Deputi Bidang Pemasaran Kementerian Pariwisata, Ni Made Ayu Marthini, mengatakan tren wisata saat ini menunjukkan bahwa wisatawan lebih menyukai perjalanan yang fleksibel dan bermakna. Namun, banyaknya pilihan destinasi dan aktivitas sering kali membuat wisatawan kesulitan menentukan rencana perjalanan yang tepat.

“Wisatawan kini memanfaatkan AI untuk mencari informasi berdasarkan minat dan preferensi mereka.

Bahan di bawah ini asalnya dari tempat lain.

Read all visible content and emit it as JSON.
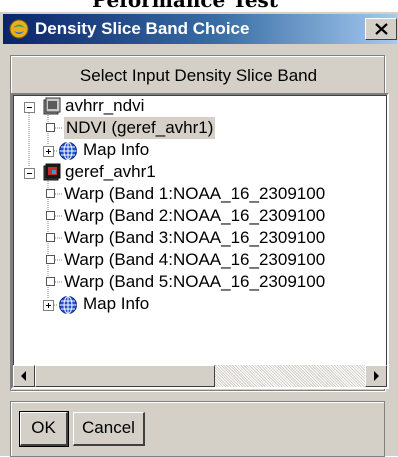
{
  "window": {
    "title": "Density Slice Band Choice",
    "close_label": "X"
  },
  "top_strip_text": "Peformance Test",
  "group": {
    "label": "Select Input Density Slice Band"
  },
  "tree": {
    "nodes": [
      {
        "label": "avhrr_ndvi",
        "type": "file"
      },
      {
        "label": "NDVI (geref_avhr1)",
        "type": "band",
        "selected": true
      },
      {
        "label": "Map Info",
        "type": "mapinfo"
      },
      {
        "label": "geref_avhr1",
        "type": "file"
      },
      {
        "label": "Warp (Band 1:NOAA_16_2309100",
        "type": "band"
      },
      {
        "label": "Warp (Band 2:NOAA_16_2309100",
        "type": "band"
      },
      {
        "label": "Warp (Band 3:NOAA_16_2309100",
        "type": "band"
      },
      {
        "label": "Warp (Band 4:NOAA_16_2309100",
        "type": "band"
      },
      {
        "label": "Warp (Band 5:NOAA_16_2309100",
        "type": "band"
      },
      {
        "label": "Map Info",
        "type": "mapinfo"
      }
    ]
  },
  "buttons": {
    "ok": "OK",
    "cancel": "Cancel"
  },
  "colors": {
    "title_start": "#0a246a",
    "title_end": "#a6caf0",
    "face": "#d4d0c8",
    "selection": "#d4d0c8"
  },
  "icons": [
    "app-icon",
    "close-icon",
    "raster-file-icon",
    "band-icon",
    "globe-icon",
    "scroll-left-icon",
    "scroll-right-icon"
  ]
}
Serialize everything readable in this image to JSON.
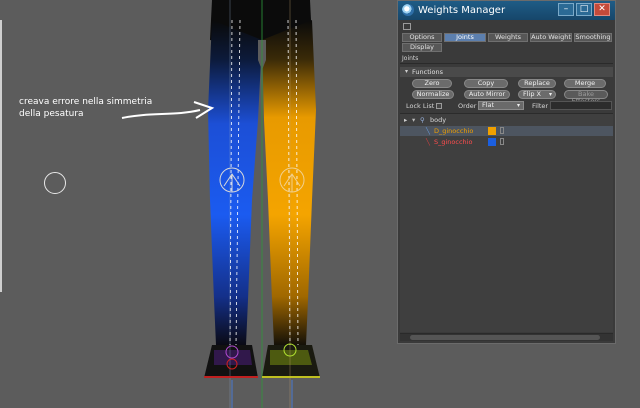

Teknologi ini membantu menemukan destinasi yang sesuai dengan kebutuhan secara lebih cepat dan akurat,” ujar Made dalam temu media di Jakarta, Jumat (5/6/2026).

Menurutnya, AI mampu menganalisis kebiasaan dan preferensi pengguna berdasarkan riwayat pencarian maupun aktivitas sebelumnya. Dengan kemampuan tersebut, sistem dapat memberikan rekomendasi yang lebih personal, termasuk pilihan destinasi, akomodasi, hingga kuliner yang sesuai dengan karakter wisatawan.

Made mencontohkan, dalam industri perhotelan, teknologi AI dapat mengenali kebiasaan tamu berdasarkan data kunjungan sebelumnya. Dengan begitu, layanan yang diberikan menjadi lebih relevan dan sesuai dengan kebutuhan masing-masing tamu.

Selain meningkatkan pengalaman wisatawan, AI juga berpotensi membantu mengurangi risiko over tourism atau penumpukan pengunjung di destinasi tertentu. Teknologi ini dapat memberikan rekomendasi rute alternatif, waktu kunjungan yang lebih ideal, serta informasi destinasi lain yang belum terlalu padat.

“AI juga dapat membantu wisatawan menghindari kepadatan di lokasi wisata tertentu sehingga pengalaman berwisata menjadi lebih nyaman,” katanya.

Dari sisi pemerintah, pemanfaatan AI dinilai mampu membantu memetakan tren pariwisata secara lebih akurat. Data yang diperoleh dapat digunakan untuk mengetahui destinasi yang sedang diminati, jenis wisata yang populer, hingga kuliner yang banyak dicari wisatawan.

Informasi tersebut menjadi bahan penting dalam penyusunan strategi promosi dan pengembangan destinasi wisata di masa mendatang.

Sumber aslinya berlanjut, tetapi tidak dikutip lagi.